TVは情報を分かりやすい言葉に還元し視聴者に流す、一方向のメディア。そこが、観客の解釈によって多面的な表情を見せる映画との最大の違いだと。ただ最近のヒット作を見ると、マーケティングから逆算して作られる貧しい映画が主流になり、映画のTV化、映画館のお茶の間化が急速に進行している。TVまがいの映画がスクリーンを占拠し、単純なキーワードに条件反射するばかりの観客が大多数になってしまったら、それは日本の映画界、ひいては文化状況にとって深刻な事態と言えます。

日本映画でも大バジェットの映画が製作されるようになっていますが、実際見てみると絵葉書的なイメージがCGで描写されるだけで、エキストラを見せるといった映画的なスケール感は皆無だったりする。それらの状況を複合的に見ると、好調と喧伝される日本映画に対し、僕が危機感を抱いていることは事実です。

製作委員会方式の問題点

これらの危惧を抱く原因のひとつにあるのは、複数の企業の参加で組織される製作委員会というシステム。TV局や出版社、商社や芸能事務所から出資者を募り、委員会を組織した場合、参加メンバーの意見がおしなべてサラリーマン的になってしまう。各メンバーがそれぞれ会社の立場を代表して発言するわけですから、もちろん個人に問題があるわけではない。“製作委員会”という仕組みが抱えた宿命なんです。しかし、残念ながらそういった話し合いを重ねるほど、映画が平準化していく傾向があり、映画の力が損なわれていく場合が多い。

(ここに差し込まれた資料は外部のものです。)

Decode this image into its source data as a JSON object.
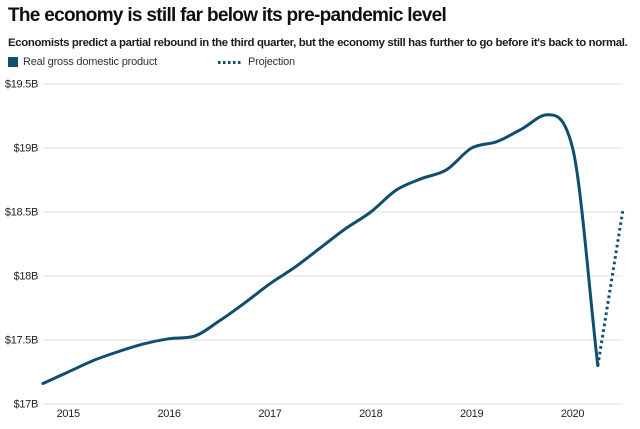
{
  "header": {
    "title": "The economy is still far below its pre-pandemic level",
    "subtitle": "Economists predict a partial rebound in the third quarter, but the economy still has further to go before it's back to normal."
  },
  "legend": {
    "series_label": "Real gross domestic product",
    "projection_label": "Projection"
  },
  "colors": {
    "line": "#114d70",
    "grid": "#dedede",
    "tick_text": "#222222"
  },
  "chart_data": {
    "type": "line",
    "title": "The economy is still far below its pre-pandemic level",
    "xlabel": "",
    "ylabel": "Real gross domestic product",
    "xlim": [
      2014.75,
      2020.5
    ],
    "ylim": [
      17.0,
      19.5
    ],
    "grid": "horizontal",
    "legend_position": "top-left",
    "x_ticks": [
      "2015",
      "2016",
      "2017",
      "2018",
      "2019",
      "2020"
    ],
    "x_tick_values": [
      2015,
      2016,
      2017,
      2018,
      2019,
      2020
    ],
    "y_ticks": [
      {
        "label": "$19.5B",
        "value": 19.5
      },
      {
        "label": "$19B",
        "value": 19.0
      },
      {
        "label": "$18.5B",
        "value": 18.5
      },
      {
        "label": "$18B",
        "value": 18.0
      },
      {
        "label": "$17.5B",
        "value": 17.5
      },
      {
        "label": "$17B",
        "value": 17.0
      }
    ],
    "series": [
      {
        "name": "Real gross domestic product",
        "style": "solid",
        "x": [
          2014.75,
          2015.0,
          2015.25,
          2015.5,
          2015.75,
          2016.0,
          2016.25,
          2016.5,
          2016.75,
          2017.0,
          2017.25,
          2017.5,
          2017.75,
          2018.0,
          2018.25,
          2018.5,
          2018.75,
          2019.0,
          2019.25,
          2019.5,
          2019.75,
          2020.0,
          2020.25
        ],
        "values": [
          17.16,
          17.25,
          17.34,
          17.41,
          17.47,
          17.51,
          17.53,
          17.65,
          17.79,
          17.94,
          18.07,
          18.22,
          18.37,
          18.5,
          18.67,
          18.76,
          18.83,
          19.0,
          19.05,
          19.15,
          19.26,
          19.0,
          17.3
        ]
      },
      {
        "name": "Projection",
        "style": "dotted",
        "x": [
          2020.25,
          2020.5
        ],
        "values": [
          17.3,
          18.52
        ]
      }
    ]
  }
}
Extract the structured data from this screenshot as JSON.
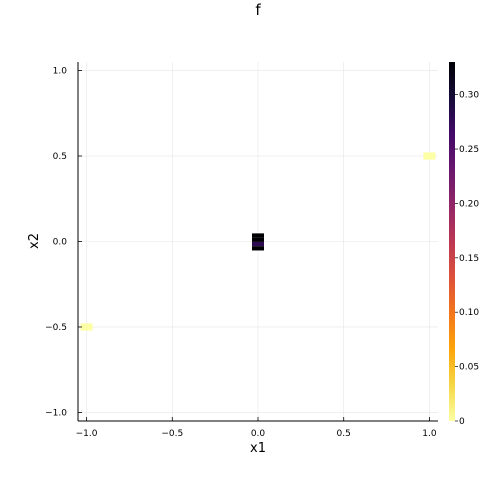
{
  "chart_data": {
    "type": "heatmap",
    "title": "f",
    "xlabel": "x1",
    "ylabel": "x2",
    "xlim": [
      -1.05,
      1.05
    ],
    "ylim": [
      -1.05,
      1.05
    ],
    "xticks": [
      -1.0,
      -0.5,
      0.0,
      0.5,
      1.0
    ],
    "xtick_labels": [
      "−1.0",
      "−0.5",
      "0.0",
      "0.5",
      "1.0"
    ],
    "yticks": [
      -1.0,
      -0.5,
      0.0,
      0.5,
      1.0
    ],
    "ytick_labels": [
      "−1.0",
      "−0.5",
      "0.0",
      "0.5",
      "1.0"
    ],
    "grid": true,
    "cells": [
      {
        "x": -1.0,
        "y": -0.5,
        "value": 0.0
      },
      {
        "x": 0.0,
        "y": 0.035,
        "value": 0.33
      },
      {
        "x": 0.0,
        "y": 0.01,
        "value": 0.33
      },
      {
        "x": 0.0,
        "y": -0.015,
        "value": 0.28
      },
      {
        "x": 0.0,
        "y": -0.04,
        "value": 0.33
      },
      {
        "x": 1.0,
        "y": 0.5,
        "value": 0.0
      }
    ],
    "cell_width": 0.07,
    "cell_height": 0.025,
    "corner_cell_size": 0.07,
    "colorbar": {
      "range": [
        0,
        0.33
      ],
      "ticks": [
        0,
        0.05,
        0.1,
        0.15,
        0.2,
        0.25,
        0.3
      ],
      "tick_labels": [
        "0",
        "0.05",
        "0.10",
        "0.15",
        "0.20",
        "0.25",
        "0.30"
      ],
      "colormap": "inferno-reversed",
      "stops": [
        "#fcffa4",
        "#f6d746",
        "#fca50a",
        "#f3761b",
        "#dd513a",
        "#bc3754",
        "#932667",
        "#6a176e",
        "#420a68",
        "#160b39",
        "#000004"
      ]
    }
  }
}
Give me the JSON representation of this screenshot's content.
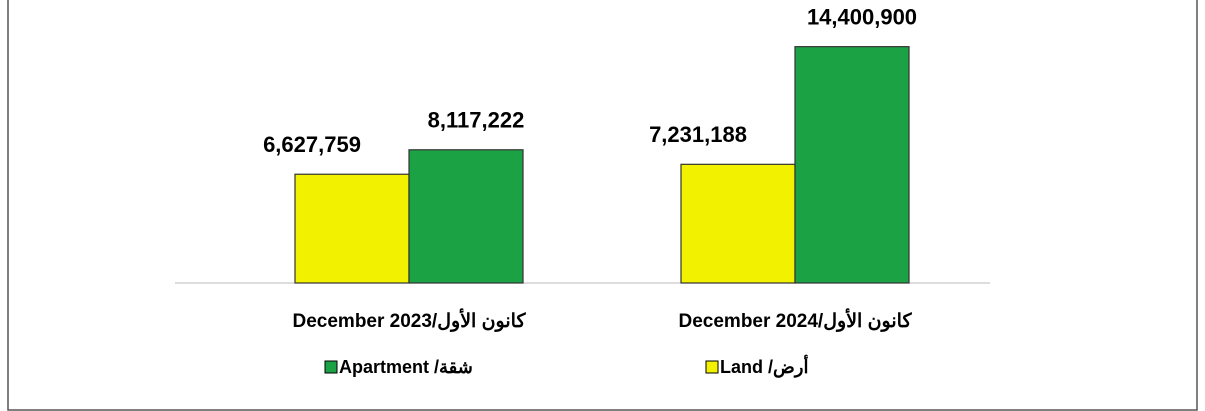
{
  "chart_data": {
    "type": "bar",
    "categories": [
      "December 2023/كانون الأول",
      "December 2024/كانون الأول"
    ],
    "series": [
      {
        "name": "Land /أرض",
        "color": "#f2f200",
        "values": [
          6627759,
          7231188
        ],
        "value_labels": [
          "6,627,759",
          "7,231,188"
        ]
      },
      {
        "name": "Apartment /شقة",
        "color": "#1aa244",
        "values": [
          8117222,
          14400900
        ],
        "value_labels": [
          "8,117,222",
          "14,400,900"
        ]
      }
    ],
    "ylim": [
      0,
      17000000
    ]
  }
}
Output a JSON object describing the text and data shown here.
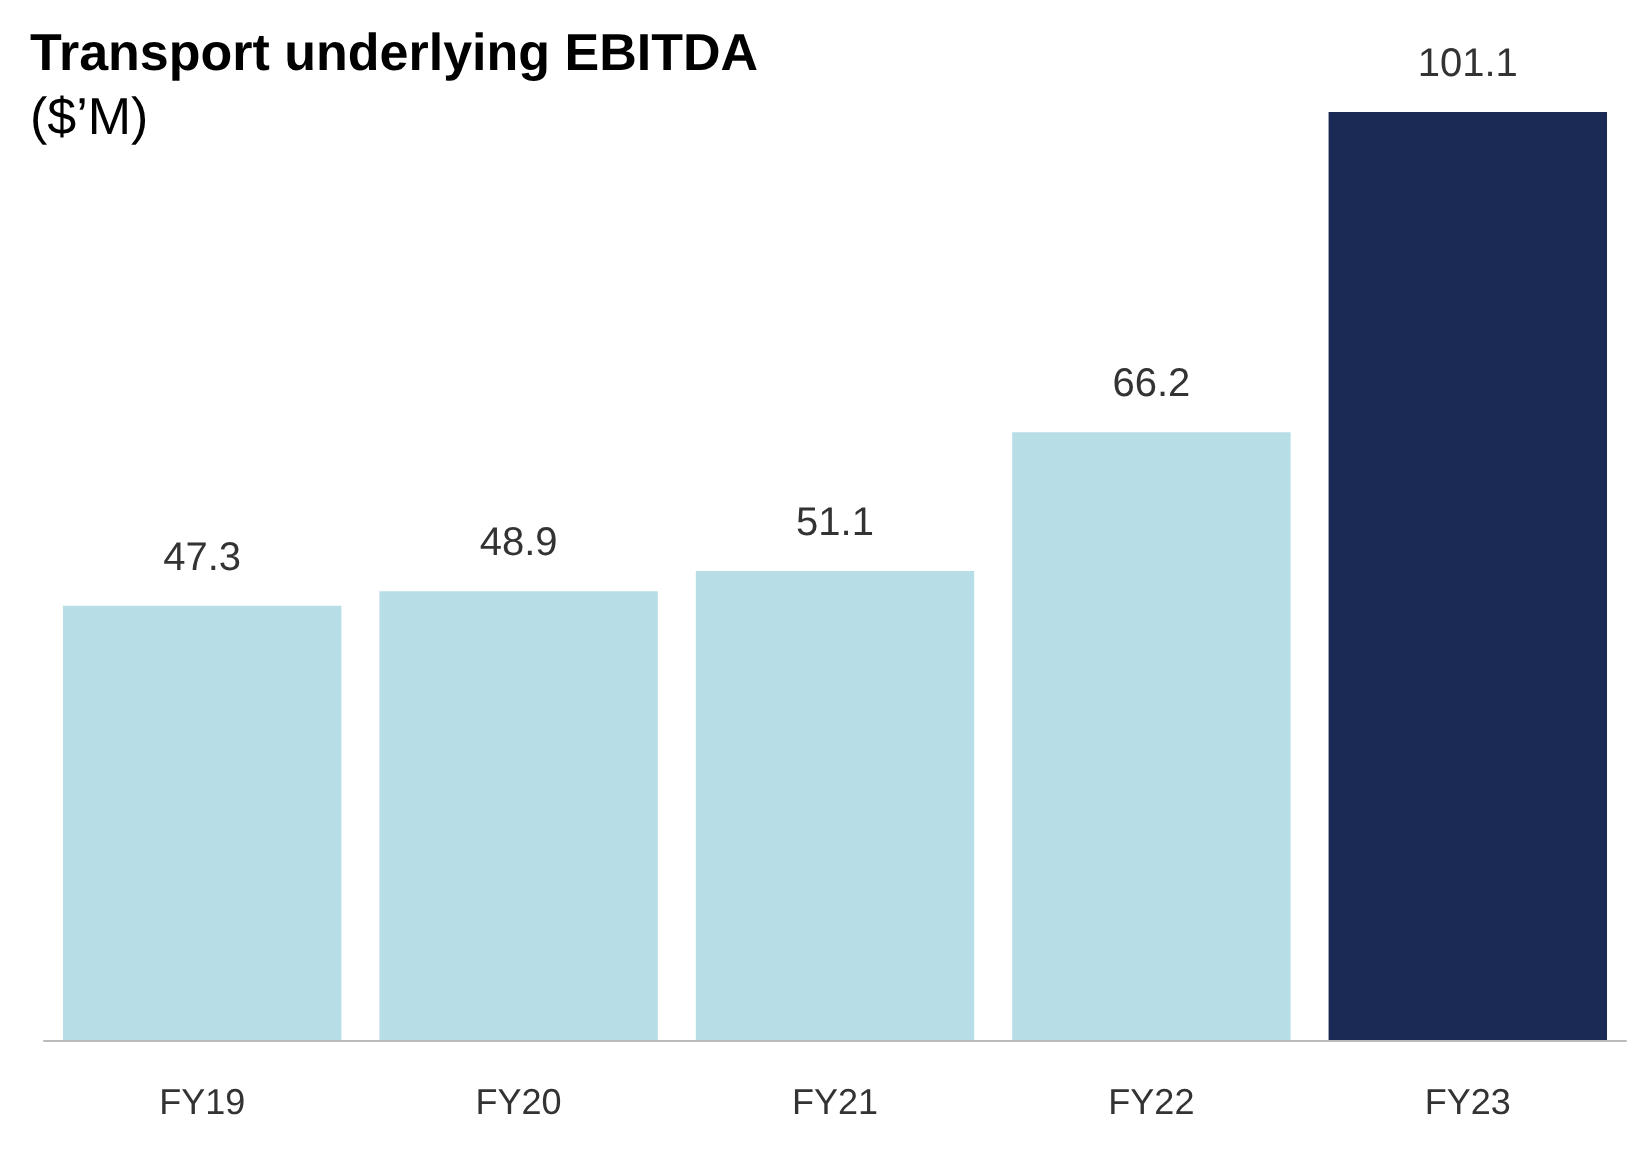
{
  "chart_data": {
    "type": "bar",
    "title": "Transport underlying EBITDA",
    "subtitle": "($’M)",
    "categories": [
      "FY19",
      "FY20",
      "FY21",
      "FY22",
      "FY23"
    ],
    "values": [
      47.3,
      48.9,
      51.1,
      66.2,
      101.1
    ],
    "colors": [
      "#b7dde6",
      "#b7dde6",
      "#b7dde6",
      "#b7dde6",
      "#1b2a55"
    ],
    "data_labels": true
  }
}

映画製作というのは、大人数の共同作業であると同時に、最終的には極めて個人的なものなんです。だからこそ、スタッフやキャストの映画に賭ける情熱・想いを集約する個人が、最終的な責任を取らなければならない。それに映画の現場は連日トラブルの連続で、多数決で物事を決定していく余裕なんてないんです。つまり、映画作りの実際と製作委員会という方式は根本的に矛盾している。

井関惺氏プロフィール

65年(株)日本ヘラルド映画に入社。宣伝部・国際部を経て、81年(株)ヘラルドエース取締役となる。89年、日本フィルム・ディベロップメント・アンド・ファイナンス(NDF)設立。また、サンダンス国際映像作家賞の国際審査員として、若手育成にも尽力している。『戦場のメリークリスマス』(83)、『乱』(85)、『ハワーズ・エンド』(92)、『クライング・ゲーム』(93)、『スモーク』(95)、『始皇帝暗殺』(98)ほか代表作多数。

僕の宿願は、日本人の手による日本人が出演する映画。ただ日本の映画製作システムの現状だと、それは難しい。だから僕は、海外との合作という形で映画を製作し、自分で最終的な責任を負うやり方を選んでいるんです。

現在製作中の『墨攻』は、春秋戦国時代の中国を舞台にした日本のコミックスが原作で、日本・韓国・中国合作の時代活劇になります。国を跨いでの製作の場合、ビジネス慣習や税法上の違いなどのやっかいな問題も出てきますが、皆、監督や製作者の想いを最大限汲もうとする傾向はある。その中でなら、僕も個人として責任を負うことができると思っています。